JCP : Pour avoir eu la chance de le rencontrer, c’est tout d’abord quelqu’un de très abordable et vraiment dans l’échange. Je vais reposer la question différemment :

« Combien d’équipes turques on fait le final 4 de l’Euroleague ces 10 dernières années ? » Aucune.  Pourquoi ? (Alors qu’ils ont des budgets supérieurs à 25 millions de dollars/saison) Parce qu’ils ne construisent pas sur la durée, il faut gagner tout de suite et si jamais tu perds, tu dégages ! Barcelone a le même coach depuis cinq ans, le Maccabi pareil, au Pana Obradovic est resté pendant dix ans, CSKA deux coachs en 10 ans… il n’y a pas de secret, il faut du temps pour bâtir une équipe. Il faut laisser du temps aux dirigeants pour bâtir un club ; il faut du temps à un coach pour bâtir un programme performant.

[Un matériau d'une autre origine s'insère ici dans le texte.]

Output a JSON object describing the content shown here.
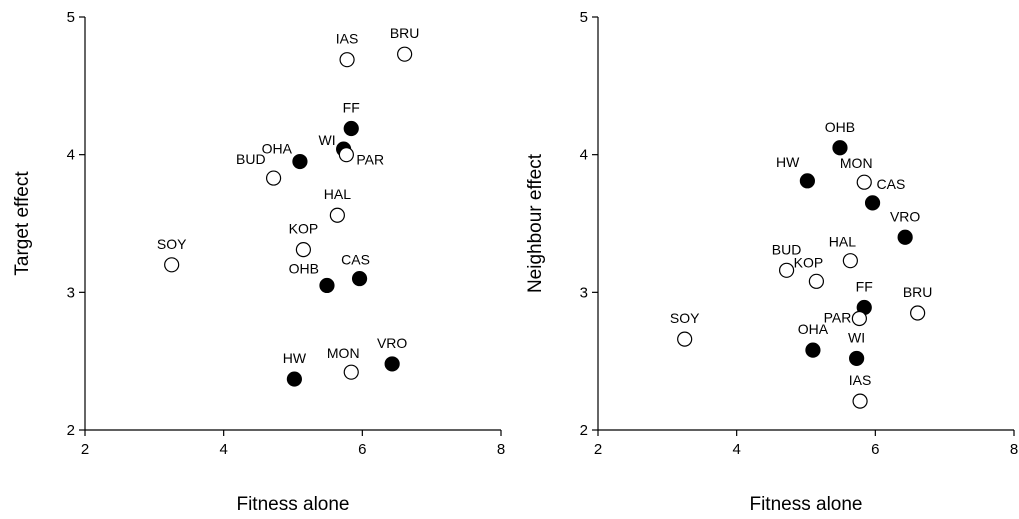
{
  "chart_data": [
    {
      "type": "scatter",
      "xlabel": "Fitness alone",
      "ylabel": "Target effect",
      "xlim": [
        2,
        8
      ],
      "ylim": [
        2,
        5
      ],
      "xticks": [
        2,
        4,
        6,
        8
      ],
      "yticks": [
        2,
        3,
        4,
        5
      ],
      "grid": false,
      "points": [
        {
          "label": "IAS",
          "x": 5.78,
          "y": 4.69,
          "filled": false
        },
        {
          "label": "BRU",
          "x": 6.61,
          "y": 4.73,
          "filled": false
        },
        {
          "label": "FF",
          "x": 5.84,
          "y": 4.19,
          "filled": true
        },
        {
          "label": "WI",
          "x": 5.73,
          "y": 4.04,
          "filled": true
        },
        {
          "label": "PAR",
          "x": 5.77,
          "y": 4.0,
          "filled": false
        },
        {
          "label": "OHA",
          "x": 5.1,
          "y": 3.95,
          "filled": true
        },
        {
          "label": "BUD",
          "x": 4.72,
          "y": 3.83,
          "filled": false
        },
        {
          "label": "HAL",
          "x": 5.64,
          "y": 3.56,
          "filled": false
        },
        {
          "label": "SOY",
          "x": 3.25,
          "y": 3.2,
          "filled": false
        },
        {
          "label": "KOP",
          "x": 5.15,
          "y": 3.31,
          "filled": false
        },
        {
          "label": "OHB",
          "x": 5.49,
          "y": 3.05,
          "filled": true
        },
        {
          "label": "CAS",
          "x": 5.96,
          "y": 3.1,
          "filled": true
        },
        {
          "label": "HW",
          "x": 5.02,
          "y": 2.37,
          "filled": true
        },
        {
          "label": "MON",
          "x": 5.84,
          "y": 2.42,
          "filled": false
        },
        {
          "label": "VRO",
          "x": 6.43,
          "y": 2.48,
          "filled": true
        }
      ]
    },
    {
      "type": "scatter",
      "xlabel": "Fitness alone",
      "ylabel": "Neighbour effect",
      "xlim": [
        2,
        8
      ],
      "ylim": [
        2,
        5
      ],
      "xticks": [
        2,
        4,
        6,
        8
      ],
      "yticks": [
        2,
        3,
        4,
        5
      ],
      "grid": false,
      "points": [
        {
          "label": "OHB",
          "x": 5.49,
          "y": 4.05,
          "filled": true
        },
        {
          "label": "HW",
          "x": 5.02,
          "y": 3.81,
          "filled": true
        },
        {
          "label": "MON",
          "x": 5.84,
          "y": 3.8,
          "filled": false
        },
        {
          "label": "CAS",
          "x": 5.96,
          "y": 3.65,
          "filled": true
        },
        {
          "label": "VRO",
          "x": 6.43,
          "y": 3.4,
          "filled": true
        },
        {
          "label": "HAL",
          "x": 5.64,
          "y": 3.23,
          "filled": false
        },
        {
          "label": "BUD",
          "x": 4.72,
          "y": 3.16,
          "filled": false
        },
        {
          "label": "KOP",
          "x": 5.15,
          "y": 3.08,
          "filled": false
        },
        {
          "label": "FF",
          "x": 5.84,
          "y": 2.89,
          "filled": true
        },
        {
          "label": "PAR",
          "x": 5.77,
          "y": 2.81,
          "filled": false
        },
        {
          "label": "BRU",
          "x": 6.61,
          "y": 2.85,
          "filled": false
        },
        {
          "label": "SOY",
          "x": 3.25,
          "y": 2.66,
          "filled": false
        },
        {
          "label": "OHA",
          "x": 5.1,
          "y": 2.58,
          "filled": true
        },
        {
          "label": "WI",
          "x": 5.73,
          "y": 2.52,
          "filled": true
        },
        {
          "label": "IAS",
          "x": 5.78,
          "y": 2.21,
          "filled": false
        }
      ]
    }
  ]
}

Enfin pour répondre à la question, je pense que l’erreur est dans le recrutement. Il y a trop de stars dans cette équipe et pas assez de « soldats » pour faire le travail de l’ombre.

BasketActu : Izmir marche plutôt bien ; es-tu surpris des bonnes perfs de Dixon et Aminu assez sous-estimés lorsqu’ils étaient en Pro A ?

JCP : Izmir, il y’a une sacrée ambiance dans leur salle ! Dixon fait une très bonne saison, mais il ne faut pas oublier qu’il avait été très bon avec Le Mans et aussi très bon avec Dijon sur la deuxième moitié de saison. Aminu, de part sa vitesse dans le jeu de course, pose beaucoup de problèmes à pas mal d’équipes en Turquie où les pivots sont plus lents et lourds. Après est-ce qu’ils étaient sous-estimés en Pro A ? En tout cas pas par le staff de l’OLB.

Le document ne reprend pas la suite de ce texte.